Australia's favourite food blogger Not Quite Nigella, aka Lorraine Elliott, indulges in a local smorgasbord.
There's a complaint often heard about politicians: they hold too much power. And in some countries, they choose to exercise this in curious ways. When Chairman Mao took to power, he abolished the ritual of yum cha as it was deemed too capitalist and not in keeping with the country's newly adopted communist strategy. The social ritual of eating and drinking tea only resumed in 1976 after his passing.
Panxi, meaning "by the river", is a 1,000 seater, 10 square kilometre restaurant famous for its yum cha. Given the size, it's almost as big as a small town. Indeed, it has the same sorts of issues as a large city. A man sits at a table yelling at staff about his order. His protests are loud and attract the attention of those around him, who look up from their bowls of food and turn away from conversations to regard his outburst.
The last time I was here a waitress whispered to me to look after my bag and to be on the lookout for pickpockets. And on the same occasion as we were exiting, a journalist from our group grabbed a packet of tissues to wipe her hands. She was yelled at by four staff members. Which makes our little encounter with security at the end of the meal an echo of prophecy.
But I'm getting a little ahead of myself. Panxi is located at the Western City Gate in the old town (that is, the Chinatown of China). They have several yum cha seatings a day (7-10am, 11am-2pm, 3-5pm, 6-9pm, 9pm-midnight). The restaurant caters to a mostly Chinese clientele.
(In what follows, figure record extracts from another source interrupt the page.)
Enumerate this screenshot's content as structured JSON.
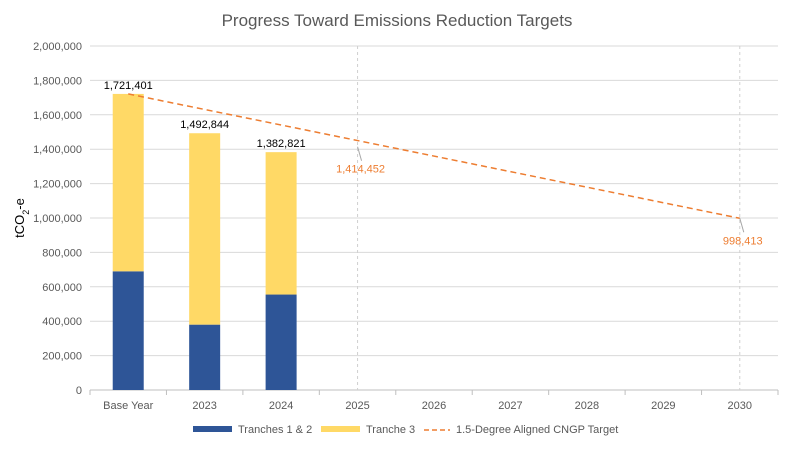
{
  "chart_data": {
    "type": "bar",
    "stacked": true,
    "title": "Progress Toward Emissions Reduction Targets",
    "ylabel": "tCO2-e",
    "xlabel": "",
    "ylim": [
      0,
      2000000
    ],
    "yticks": [
      0,
      200000,
      400000,
      600000,
      800000,
      1000000,
      1200000,
      1400000,
      1600000,
      1800000,
      2000000
    ],
    "ytick_labels": [
      "0",
      "200,000",
      "400,000",
      "600,000",
      "800,000",
      "1,000,000",
      "1,200,000",
      "1,400,000",
      "1,600,000",
      "1,800,000",
      "2,000,000"
    ],
    "categories": [
      "Base Year",
      "2023",
      "2024",
      "2025",
      "2026",
      "2027",
      "2028",
      "2029",
      "2030"
    ],
    "series": [
      {
        "name": "Tranches 1 & 2",
        "color": "#2E5597",
        "values": [
          690000,
          380000,
          555000,
          null,
          null,
          null,
          null,
          null,
          null
        ]
      },
      {
        "name": "Tranche 3",
        "color": "#FFD966",
        "values": [
          1031401,
          1112844,
          827821,
          null,
          null,
          null,
          null,
          null,
          null
        ]
      }
    ],
    "bar_totals": [
      "1,721,401",
      "1,492,844",
      "1,382,821"
    ],
    "target": {
      "name": "1.5-Degree Aligned CNGP Target",
      "color": "#ED7D31",
      "points": [
        {
          "category": "Base Year",
          "value": 1721401
        },
        {
          "category": "2030",
          "value": 998413
        }
      ],
      "annotations": [
        {
          "category": "2025",
          "value": 1414452,
          "label": "1,414,452"
        },
        {
          "category": "2030",
          "value": 998413,
          "label": "998,413"
        }
      ]
    },
    "legend_position": "bottom",
    "grid": "horizontal"
  }
}
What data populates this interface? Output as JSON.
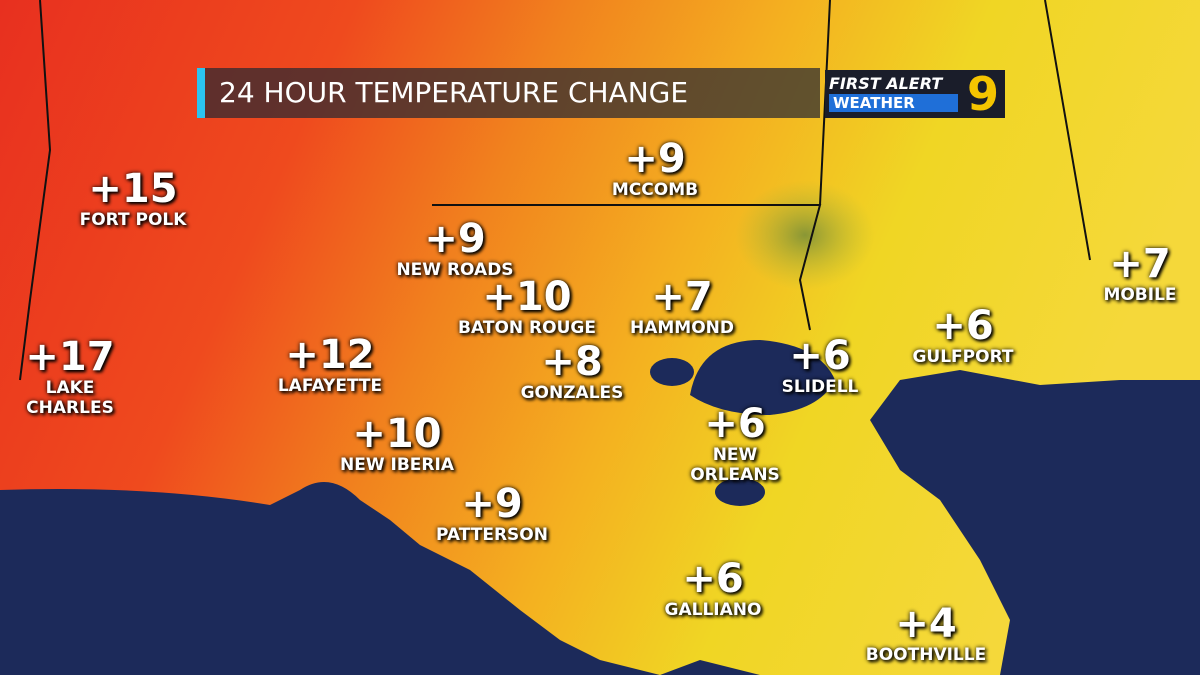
{
  "header": {
    "title": "24 HOUR TEMPERATURE CHANGE",
    "logo_top": "FIRST ALERT",
    "logo_bottom": "WEATHER",
    "logo_channel": "9"
  },
  "cities": [
    {
      "change": "+15",
      "name": "FORT POLK"
    },
    {
      "change": "+17",
      "name": "LAKE CHARLES"
    },
    {
      "change": "+9",
      "name": "MCCOMB"
    },
    {
      "change": "+9",
      "name": "NEW ROADS"
    },
    {
      "change": "+10",
      "name": "BATON ROUGE"
    },
    {
      "change": "+7",
      "name": "HAMMOND"
    },
    {
      "change": "+12",
      "name": "LAFAYETTE"
    },
    {
      "change": "+8",
      "name": "GONZALES"
    },
    {
      "change": "+6",
      "name": "SLIDELL"
    },
    {
      "change": "+6",
      "name": "GULFPORT"
    },
    {
      "change": "+7",
      "name": "MOBILE"
    },
    {
      "change": "+10",
      "name": "NEW IBERIA"
    },
    {
      "change": "+6",
      "name": "NEW ORLEANS"
    },
    {
      "change": "+9",
      "name": "PATTERSON"
    },
    {
      "change": "+6",
      "name": "GALLIANO"
    },
    {
      "change": "+4",
      "name": "BOOTHVILLE"
    }
  ]
}
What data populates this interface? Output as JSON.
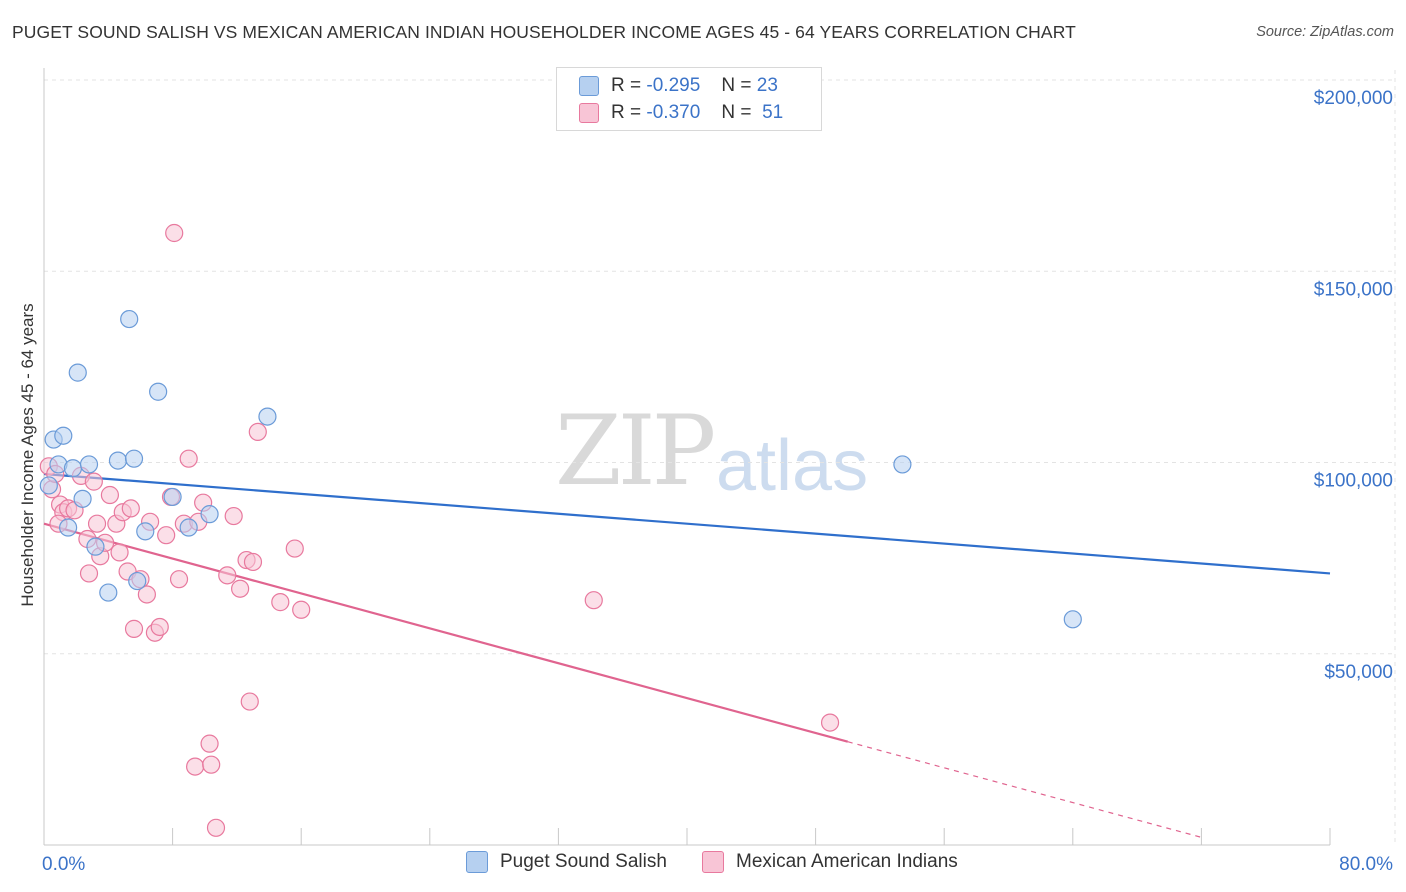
{
  "title": "PUGET SOUND SALISH VS MEXICAN AMERICAN INDIAN HOUSEHOLDER INCOME AGES 45 - 64 YEARS CORRELATION CHART",
  "source": "Source: ZipAtlas.com",
  "watermark": {
    "zip": "ZIP",
    "atlas": "atlas"
  },
  "legend": {
    "r_label": "R =",
    "n_label": "N =",
    "series": [
      {
        "r": "-0.295",
        "n": "23",
        "color": "#b6d0f0"
      },
      {
        "r": "-0.370",
        "n": "51",
        "color": "#f8c5d6"
      }
    ]
  },
  "chart_data": {
    "type": "scatter",
    "title": "PUGET SOUND SALISH VS MEXICAN AMERICAN INDIAN HOUSEHOLDER INCOME AGES 45 - 64 YEARS CORRELATION CHART",
    "xlabel": "",
    "ylabel": "Householder Income Ages 45 - 64 years",
    "xlim": [
      0,
      80
    ],
    "ylim": [
      0,
      205000
    ],
    "x_tick_labels": [
      "0.0%",
      "80.0%"
    ],
    "y_ticks": [
      50000,
      100000,
      150000,
      200000
    ],
    "y_tick_labels": [
      "$50,000",
      "$100,000",
      "$150,000",
      "$200,000"
    ],
    "grid": true,
    "series": [
      {
        "name": "Puget Sound Salish",
        "color": "#6b9bd8",
        "fill": "#b6d0f0",
        "trend": {
          "x0": 0,
          "y0": 97000,
          "x1": 80,
          "y1": 71000,
          "dashed_from": null
        },
        "points": [
          [
            0.3,
            94000
          ],
          [
            0.6,
            106000
          ],
          [
            0.9,
            99500
          ],
          [
            1.2,
            107000
          ],
          [
            1.5,
            83000
          ],
          [
            1.8,
            98500
          ],
          [
            2.4,
            90500
          ],
          [
            2.8,
            99500
          ],
          [
            3.2,
            78000
          ],
          [
            4.0,
            66000
          ],
          [
            4.6,
            100500
          ],
          [
            5.3,
            137500
          ],
          [
            5.6,
            101000
          ],
          [
            5.8,
            69000
          ],
          [
            6.3,
            82000
          ],
          [
            7.1,
            118500
          ],
          [
            8.0,
            91000
          ],
          [
            9.0,
            83000
          ],
          [
            10.3,
            86500
          ],
          [
            13.9,
            112000
          ],
          [
            53.4,
            99500
          ],
          [
            64.0,
            59000
          ],
          [
            2.1,
            123500
          ]
        ]
      },
      {
        "name": "Mexican American Indians",
        "color": "#e8799e",
        "fill": "#f8c5d6",
        "trend": {
          "x0": 0,
          "y0": 84000,
          "x1": 50,
          "y1": 27000,
          "dashed_from": 50,
          "x_end": 72,
          "y_end": 2000
        },
        "points": [
          [
            0.3,
            99000
          ],
          [
            0.5,
            93000
          ],
          [
            0.7,
            97000
          ],
          [
            1.0,
            89000
          ],
          [
            1.2,
            87000
          ],
          [
            1.5,
            88000
          ],
          [
            1.9,
            87500
          ],
          [
            2.3,
            96500
          ],
          [
            2.7,
            80000
          ],
          [
            2.8,
            71000
          ],
          [
            3.1,
            95000
          ],
          [
            3.3,
            84000
          ],
          [
            3.5,
            75500
          ],
          [
            3.8,
            79000
          ],
          [
            4.1,
            91500
          ],
          [
            4.5,
            84000
          ],
          [
            4.7,
            76500
          ],
          [
            4.9,
            87000
          ],
          [
            5.2,
            71500
          ],
          [
            5.4,
            88000
          ],
          [
            5.6,
            56500
          ],
          [
            6.0,
            69500
          ],
          [
            6.4,
            65500
          ],
          [
            6.6,
            84500
          ],
          [
            6.9,
            55500
          ],
          [
            7.2,
            57000
          ],
          [
            7.6,
            81000
          ],
          [
            7.9,
            91000
          ],
          [
            8.1,
            160000
          ],
          [
            8.4,
            69500
          ],
          [
            8.7,
            84000
          ],
          [
            9.0,
            101000
          ],
          [
            9.4,
            20500
          ],
          [
            9.6,
            84500
          ],
          [
            9.9,
            89500
          ],
          [
            10.3,
            26500
          ],
          [
            10.4,
            21000
          ],
          [
            10.7,
            4500
          ],
          [
            11.4,
            70500
          ],
          [
            11.8,
            86000
          ],
          [
            12.2,
            67000
          ],
          [
            12.6,
            74500
          ],
          [
            12.8,
            37500
          ],
          [
            13.3,
            108000
          ],
          [
            14.7,
            63500
          ],
          [
            15.6,
            77500
          ],
          [
            16.0,
            61500
          ],
          [
            34.2,
            64000
          ],
          [
            48.9,
            32000
          ],
          [
            0.9,
            84000
          ],
          [
            13.0,
            74000
          ]
        ]
      }
    ]
  },
  "bottom_legend": {
    "items": [
      {
        "label": "Puget Sound Salish",
        "color": "#b6d0f0"
      },
      {
        "label": "Mexican American Indians",
        "color": "#f8c5d6"
      }
    ]
  }
}
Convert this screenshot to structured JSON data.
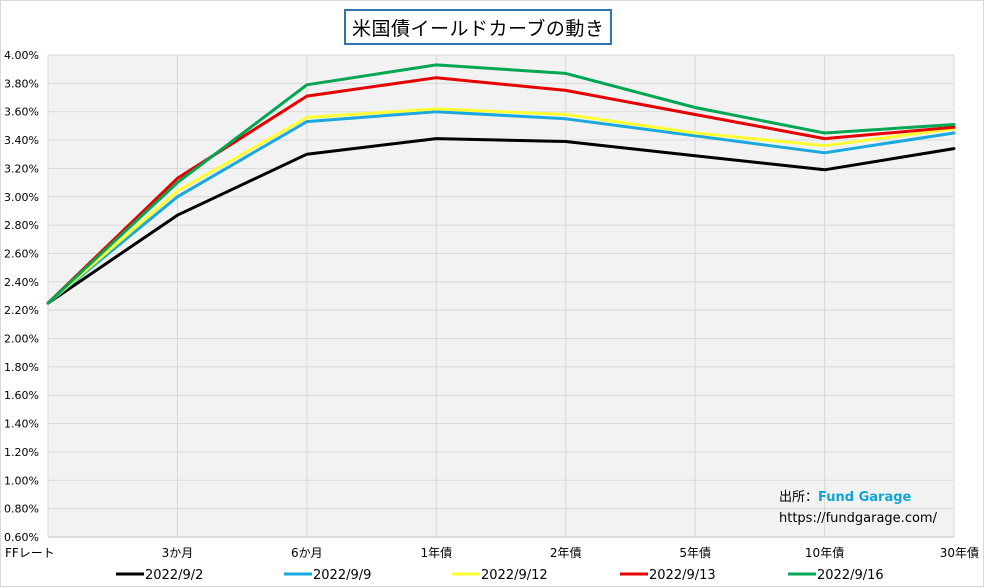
{
  "chart_data": {
    "type": "line",
    "title": "米国債イールドカーブの動き",
    "categories": [
      "FFレート",
      "3か月",
      "6か月",
      "1年債",
      "2年債",
      "5年債",
      "10年債",
      "30年債"
    ],
    "ylim": [
      0.6,
      4.0
    ],
    "yticks": [
      "0.60%",
      "0.80%",
      "1.00%",
      "1.20%",
      "1.40%",
      "1.60%",
      "1.80%",
      "2.00%",
      "2.20%",
      "2.40%",
      "2.60%",
      "2.80%",
      "3.00%",
      "3.20%",
      "3.40%",
      "3.60%",
      "3.80%",
      "4.00%"
    ],
    "grid": true,
    "legend_position": "bottom",
    "series": [
      {
        "name": "2022/9/2",
        "color": "#000000",
        "values": [
          2.25,
          2.87,
          3.3,
          3.41,
          3.39,
          3.29,
          3.19,
          3.34
        ]
      },
      {
        "name": "2022/9/9",
        "color": "#1ba8df",
        "values": [
          2.25,
          3.0,
          3.53,
          3.6,
          3.55,
          3.43,
          3.31,
          3.45
        ]
      },
      {
        "name": "2022/9/12",
        "color": "#ffff33",
        "values": [
          2.25,
          3.04,
          3.56,
          3.62,
          3.58,
          3.45,
          3.36,
          3.48
        ]
      },
      {
        "name": "2022/9/13",
        "color": "#e60000",
        "values": [
          2.25,
          3.13,
          3.71,
          3.84,
          3.75,
          3.58,
          3.41,
          3.49
        ]
      },
      {
        "name": "2022/9/16",
        "color": "#00a651",
        "values": [
          2.25,
          3.1,
          3.79,
          3.93,
          3.87,
          3.63,
          3.45,
          3.51
        ]
      }
    ]
  },
  "source": {
    "label": "出所：",
    "brand": "Fund Garage",
    "url": "https://fundgarage.com/"
  }
}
There is a small yum cha menu in English but this shorter than the 70-plus item Chinese version that will later cause an international incident. If non-Chinese speakers want to use the trolley system (the look-and-choose system) then the best times to go are outside of lunch and dinner times when the trolleys will roam one of the over ten dining rooms. Servers fetch dishes for large orders from the main kitchen. For smaller orders like ours, they go to the outdoor kitchen. I notice on the menu that there is apparently a special peacock dinner available. Yes, it's actual peacock.
We order with the help of our guide Hobbie who goes through the Chinese menu with us. What we end up learning is that a lot of the yum cha offerings available in Sydney are similar to what is available here.
The food comes out quickly and we start in on the dumplings. Topped with a single prawn, the siu mai are fresh, bouncy and delicious. The last bite with a touch of salty roe is perfect, and I reach for another.
The shallot pancakes here are swirled and a little thick and dry. I took one bite and mostly left this.
The mapo tofu is a deep bowl filled with soft tofu and a deeply flavoured chilli, garlic and ginger sauce. It's gingery and hot and slips down the throat like silk.
Everything is looking quite similar to the offerings we get in Australia and the chicken's feet is an interesting one because it has such a noticeably sweet sauce. The chicken's feet are soft and the flesh and skin eases off the bone easily.
As we leave, our guide Hobbie passes us a few of the paper menus for us-they're single sheets of paper that customers fill in with the details of what we want. But before we know it, a server comes over to us and snatches them out of our hands. Then security is called and discussion about the menus lasts for about ten minutes.
We finally extricate ourselves from the firm grasp of security and leave the restaurant and walk to Fengshuiji (Feng Shui Bridge). As we recover from our brush with security we pass a man who ambles down the road carrying his bird in a cage. He's taking it for a walk. We giggle and he smiles and poses for photos. Of course and only in China.